Ces pauvres gens sont recueillis au Séminaire de Saint-Sulpice, à la Caserne de France, salle Wagram, au Cirque de Paris. Les sergens de ville font la quête pour venir à leur secours. Avec une spontanéité admirable, la population du Gros-Caillou veut pourvoir à tout. Les plus pauvres apportent leur pain, leur sucre, leur café, ils nettoient les malheureux, ils font la cuisine, ils bercent les enfans, et la bonté du peuple tire des larmes autant que la misère des fugitifs.

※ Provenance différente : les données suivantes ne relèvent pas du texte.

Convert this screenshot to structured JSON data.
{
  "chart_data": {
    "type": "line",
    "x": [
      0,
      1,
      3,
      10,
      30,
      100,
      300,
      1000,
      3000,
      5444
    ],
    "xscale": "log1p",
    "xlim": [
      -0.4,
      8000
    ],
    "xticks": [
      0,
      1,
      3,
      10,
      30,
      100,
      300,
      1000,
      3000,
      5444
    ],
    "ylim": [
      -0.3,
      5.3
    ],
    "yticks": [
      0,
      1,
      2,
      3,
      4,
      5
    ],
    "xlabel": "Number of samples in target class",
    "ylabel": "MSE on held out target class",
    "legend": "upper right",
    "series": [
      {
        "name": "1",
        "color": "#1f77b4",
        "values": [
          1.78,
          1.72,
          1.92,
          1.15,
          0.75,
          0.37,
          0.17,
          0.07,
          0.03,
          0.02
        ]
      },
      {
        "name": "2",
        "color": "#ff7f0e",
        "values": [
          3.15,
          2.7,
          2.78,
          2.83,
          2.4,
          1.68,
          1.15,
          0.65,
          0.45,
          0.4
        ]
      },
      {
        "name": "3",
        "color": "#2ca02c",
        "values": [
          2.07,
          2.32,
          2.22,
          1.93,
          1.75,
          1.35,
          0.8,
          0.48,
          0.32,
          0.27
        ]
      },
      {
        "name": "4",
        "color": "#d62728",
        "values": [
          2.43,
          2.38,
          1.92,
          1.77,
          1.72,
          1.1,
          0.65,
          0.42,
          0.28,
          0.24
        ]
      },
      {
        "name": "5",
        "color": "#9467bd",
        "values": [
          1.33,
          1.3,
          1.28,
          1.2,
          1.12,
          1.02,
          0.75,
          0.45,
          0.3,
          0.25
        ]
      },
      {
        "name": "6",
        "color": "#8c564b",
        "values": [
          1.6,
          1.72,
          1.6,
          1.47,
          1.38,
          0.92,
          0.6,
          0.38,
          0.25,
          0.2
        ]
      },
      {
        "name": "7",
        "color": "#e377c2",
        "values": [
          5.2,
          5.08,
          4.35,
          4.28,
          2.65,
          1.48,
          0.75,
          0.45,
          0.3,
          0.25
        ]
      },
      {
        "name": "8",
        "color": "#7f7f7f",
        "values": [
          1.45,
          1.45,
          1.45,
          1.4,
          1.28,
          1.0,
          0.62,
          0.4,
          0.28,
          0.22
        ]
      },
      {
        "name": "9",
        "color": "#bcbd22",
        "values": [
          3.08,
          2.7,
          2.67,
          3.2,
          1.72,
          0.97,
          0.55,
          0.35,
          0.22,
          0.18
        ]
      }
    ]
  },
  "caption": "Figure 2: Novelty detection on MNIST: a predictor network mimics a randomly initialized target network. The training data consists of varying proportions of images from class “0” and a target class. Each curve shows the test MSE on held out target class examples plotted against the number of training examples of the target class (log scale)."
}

Bientôt les événemens se précipitent, on apprend que les Allemands occupent Sentis, des taube marqués sous les ailes d’une grande croix notre viennent planer dans le ciel de la capitale. C’en est fait. Le Gouvernement se transporte hors des atteintes de l’ennemi.

La population parisienne est désormais seule, livrée à la fortune des combats. Elle sent passer dans l’air l’haleine de la bête. Son sang-froid ne se dément pas à cette nouvelle épreuve ; du moins elle mesure désormais le risque elle-même. Lorsque son Gouverneur lui promet de la défendre jusqu’au bout, elle comprend clairement ce que ces mots contiennent, et bien loin qu’elle se laisse aller à son imagination, elle rassemble silencieusement toutes les forces de son cœur.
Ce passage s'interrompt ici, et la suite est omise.